Impact of Mutations in Aminoacyl TRNA Synthetases on Protein Translation and Cellular Stress (FIBROMARS)

Mutations in the genes encoding cytosolic aminoacyl-tRNA synthetases are responsible for early-onset multisystemic diseases including to varying degrees interstitial lung disease, liver damage, neurological and digestive disorders, and systemic inflammation. These are rare and severe diseases whose pathophysiology is poorly understood.

The investigative team hypothesizes that mutations within these genes are responsible for a decrease in protein translation and lead to a cellular stress response similar to that induced by amino acid deprivation. The investigative team also hypothesizes that these alterations could be corrected by high-dose supplementation in the culture medium of the corresponding amino acid.

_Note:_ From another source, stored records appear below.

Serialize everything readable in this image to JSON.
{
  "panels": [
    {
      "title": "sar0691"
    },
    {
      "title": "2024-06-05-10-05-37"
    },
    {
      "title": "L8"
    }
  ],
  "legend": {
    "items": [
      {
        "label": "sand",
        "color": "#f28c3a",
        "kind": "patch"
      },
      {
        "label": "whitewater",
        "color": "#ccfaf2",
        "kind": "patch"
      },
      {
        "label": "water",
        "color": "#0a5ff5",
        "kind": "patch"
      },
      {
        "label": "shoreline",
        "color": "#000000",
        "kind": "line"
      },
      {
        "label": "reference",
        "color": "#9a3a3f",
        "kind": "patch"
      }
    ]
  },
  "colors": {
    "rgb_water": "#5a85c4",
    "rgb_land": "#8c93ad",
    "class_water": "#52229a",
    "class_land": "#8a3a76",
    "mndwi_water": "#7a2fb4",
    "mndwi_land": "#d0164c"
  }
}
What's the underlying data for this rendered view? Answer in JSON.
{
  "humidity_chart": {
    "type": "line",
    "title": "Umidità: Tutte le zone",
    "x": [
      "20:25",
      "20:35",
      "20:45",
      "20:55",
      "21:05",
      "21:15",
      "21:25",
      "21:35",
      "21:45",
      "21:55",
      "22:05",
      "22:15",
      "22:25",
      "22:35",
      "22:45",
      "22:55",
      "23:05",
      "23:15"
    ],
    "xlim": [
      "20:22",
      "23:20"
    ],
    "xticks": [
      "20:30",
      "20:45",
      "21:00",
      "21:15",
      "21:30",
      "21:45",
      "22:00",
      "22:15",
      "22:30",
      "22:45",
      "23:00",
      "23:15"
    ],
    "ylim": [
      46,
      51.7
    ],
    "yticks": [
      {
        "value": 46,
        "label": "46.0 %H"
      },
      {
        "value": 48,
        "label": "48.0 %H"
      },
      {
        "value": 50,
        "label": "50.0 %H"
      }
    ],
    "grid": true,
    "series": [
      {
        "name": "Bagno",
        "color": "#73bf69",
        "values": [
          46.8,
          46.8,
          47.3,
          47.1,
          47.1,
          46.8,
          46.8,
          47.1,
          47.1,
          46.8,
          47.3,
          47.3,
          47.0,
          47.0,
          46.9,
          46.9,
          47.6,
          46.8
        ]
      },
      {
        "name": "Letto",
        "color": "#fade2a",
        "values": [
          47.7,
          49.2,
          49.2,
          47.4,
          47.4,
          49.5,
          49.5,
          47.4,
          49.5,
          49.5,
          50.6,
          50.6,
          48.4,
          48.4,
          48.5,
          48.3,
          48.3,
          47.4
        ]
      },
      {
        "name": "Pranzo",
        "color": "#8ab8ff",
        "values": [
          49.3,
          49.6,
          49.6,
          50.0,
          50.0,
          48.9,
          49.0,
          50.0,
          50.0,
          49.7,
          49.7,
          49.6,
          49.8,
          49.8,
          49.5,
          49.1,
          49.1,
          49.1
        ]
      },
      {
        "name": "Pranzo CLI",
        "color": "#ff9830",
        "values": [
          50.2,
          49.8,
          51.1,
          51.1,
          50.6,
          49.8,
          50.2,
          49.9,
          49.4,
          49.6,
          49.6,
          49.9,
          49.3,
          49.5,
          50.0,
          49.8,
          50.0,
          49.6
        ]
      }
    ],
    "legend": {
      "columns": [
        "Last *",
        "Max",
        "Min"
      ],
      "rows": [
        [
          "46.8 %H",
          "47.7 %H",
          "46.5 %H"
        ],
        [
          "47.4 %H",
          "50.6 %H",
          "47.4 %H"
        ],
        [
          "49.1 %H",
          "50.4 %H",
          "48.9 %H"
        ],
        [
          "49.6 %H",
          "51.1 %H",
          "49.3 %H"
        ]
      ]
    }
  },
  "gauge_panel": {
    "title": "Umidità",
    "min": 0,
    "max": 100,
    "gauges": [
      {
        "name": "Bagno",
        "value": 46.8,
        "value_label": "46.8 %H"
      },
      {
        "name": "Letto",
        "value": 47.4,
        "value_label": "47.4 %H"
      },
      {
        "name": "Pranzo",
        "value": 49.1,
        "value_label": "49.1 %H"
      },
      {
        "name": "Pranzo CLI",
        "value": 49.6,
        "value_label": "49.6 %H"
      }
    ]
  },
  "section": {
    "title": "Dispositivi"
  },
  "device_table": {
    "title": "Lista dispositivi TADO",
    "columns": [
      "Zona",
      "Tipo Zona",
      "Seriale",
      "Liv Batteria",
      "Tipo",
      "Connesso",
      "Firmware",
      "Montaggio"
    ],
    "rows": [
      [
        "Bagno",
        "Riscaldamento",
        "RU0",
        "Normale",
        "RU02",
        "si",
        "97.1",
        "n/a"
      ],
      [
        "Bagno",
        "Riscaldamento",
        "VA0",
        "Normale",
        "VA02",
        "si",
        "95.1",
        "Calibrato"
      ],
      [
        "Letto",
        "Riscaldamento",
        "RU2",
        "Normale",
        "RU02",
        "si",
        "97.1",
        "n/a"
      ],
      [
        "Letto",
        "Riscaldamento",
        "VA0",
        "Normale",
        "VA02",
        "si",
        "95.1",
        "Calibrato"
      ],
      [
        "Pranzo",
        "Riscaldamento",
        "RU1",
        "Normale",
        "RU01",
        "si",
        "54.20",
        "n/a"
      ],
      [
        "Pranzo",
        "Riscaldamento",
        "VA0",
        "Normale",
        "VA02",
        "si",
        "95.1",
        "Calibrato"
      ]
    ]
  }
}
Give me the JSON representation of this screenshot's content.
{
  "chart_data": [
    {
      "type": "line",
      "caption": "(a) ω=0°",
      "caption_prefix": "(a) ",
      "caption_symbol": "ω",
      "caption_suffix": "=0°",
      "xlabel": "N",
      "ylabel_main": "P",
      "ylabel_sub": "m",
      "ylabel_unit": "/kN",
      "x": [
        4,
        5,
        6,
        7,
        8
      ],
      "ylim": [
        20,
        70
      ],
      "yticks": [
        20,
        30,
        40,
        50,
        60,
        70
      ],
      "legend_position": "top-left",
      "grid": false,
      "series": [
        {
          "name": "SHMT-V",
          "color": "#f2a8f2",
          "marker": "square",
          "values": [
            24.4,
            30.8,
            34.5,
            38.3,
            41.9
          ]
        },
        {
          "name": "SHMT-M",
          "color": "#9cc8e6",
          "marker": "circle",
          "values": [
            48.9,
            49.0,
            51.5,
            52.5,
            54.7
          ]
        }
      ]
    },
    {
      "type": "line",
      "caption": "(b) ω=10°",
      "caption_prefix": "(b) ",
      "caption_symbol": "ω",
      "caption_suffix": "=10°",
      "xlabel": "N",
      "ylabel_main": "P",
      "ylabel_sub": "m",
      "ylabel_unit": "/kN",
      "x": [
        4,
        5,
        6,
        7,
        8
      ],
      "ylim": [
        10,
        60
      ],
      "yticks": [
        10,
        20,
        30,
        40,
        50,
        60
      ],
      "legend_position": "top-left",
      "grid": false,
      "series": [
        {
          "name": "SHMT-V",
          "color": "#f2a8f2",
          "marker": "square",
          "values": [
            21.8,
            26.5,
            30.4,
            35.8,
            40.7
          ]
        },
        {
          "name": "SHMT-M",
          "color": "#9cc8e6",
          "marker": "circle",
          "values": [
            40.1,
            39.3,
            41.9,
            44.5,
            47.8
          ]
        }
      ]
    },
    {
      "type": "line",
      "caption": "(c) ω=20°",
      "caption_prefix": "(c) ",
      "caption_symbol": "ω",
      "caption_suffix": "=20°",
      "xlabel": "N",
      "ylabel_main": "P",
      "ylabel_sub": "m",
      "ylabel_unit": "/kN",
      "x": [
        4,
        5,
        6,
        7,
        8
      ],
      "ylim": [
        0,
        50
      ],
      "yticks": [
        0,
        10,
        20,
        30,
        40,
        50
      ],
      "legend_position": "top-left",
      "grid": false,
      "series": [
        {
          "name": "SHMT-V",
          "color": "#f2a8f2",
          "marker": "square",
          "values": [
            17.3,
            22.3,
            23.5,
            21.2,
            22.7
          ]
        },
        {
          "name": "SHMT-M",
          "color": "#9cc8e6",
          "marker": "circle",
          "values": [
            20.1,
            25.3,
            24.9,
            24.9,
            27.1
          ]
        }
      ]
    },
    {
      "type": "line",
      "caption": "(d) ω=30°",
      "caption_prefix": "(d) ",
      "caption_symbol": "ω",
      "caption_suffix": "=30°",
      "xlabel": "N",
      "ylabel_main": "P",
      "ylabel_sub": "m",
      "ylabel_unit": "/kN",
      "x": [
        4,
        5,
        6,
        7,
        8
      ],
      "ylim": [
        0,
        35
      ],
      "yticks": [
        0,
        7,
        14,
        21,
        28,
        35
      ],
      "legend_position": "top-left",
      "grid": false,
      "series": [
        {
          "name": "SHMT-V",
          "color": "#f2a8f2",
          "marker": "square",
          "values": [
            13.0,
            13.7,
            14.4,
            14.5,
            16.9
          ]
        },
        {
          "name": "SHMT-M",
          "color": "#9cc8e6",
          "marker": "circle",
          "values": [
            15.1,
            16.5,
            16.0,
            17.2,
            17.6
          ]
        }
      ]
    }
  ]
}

The main objective of the study is to precisely determine the consequences of cytosolic aminoacyl-tRNA synthetase mutations at the cell level on protein translation.

The parameters below will be studied in vitro in cell culture from skin biopsies of patients and control cells:

• Determination of total protein content
• The incorporation of d-methionine, leucine, tyrosine or phenylalanine into proteins
• The study of polysomes profiling
• The study of the assembly of the ribosomal 43S pre-initiation complex
• The phosphorylation of eIF2α and 4EBP and the expression of ATF4
• Ribosome profiling
• Transfer RNA (tRNA) sequencing
• The production of reactive oxygen species (ROS)

The results of these studies will be compared:

• Between patient cells and control cells
• Between genetically corrected patient cells, by stable transfection of the wild-type cDNA of the concerned genes and uncorrected cells
• Between patient cells cultured in medium enriched with the corresponding amino acid.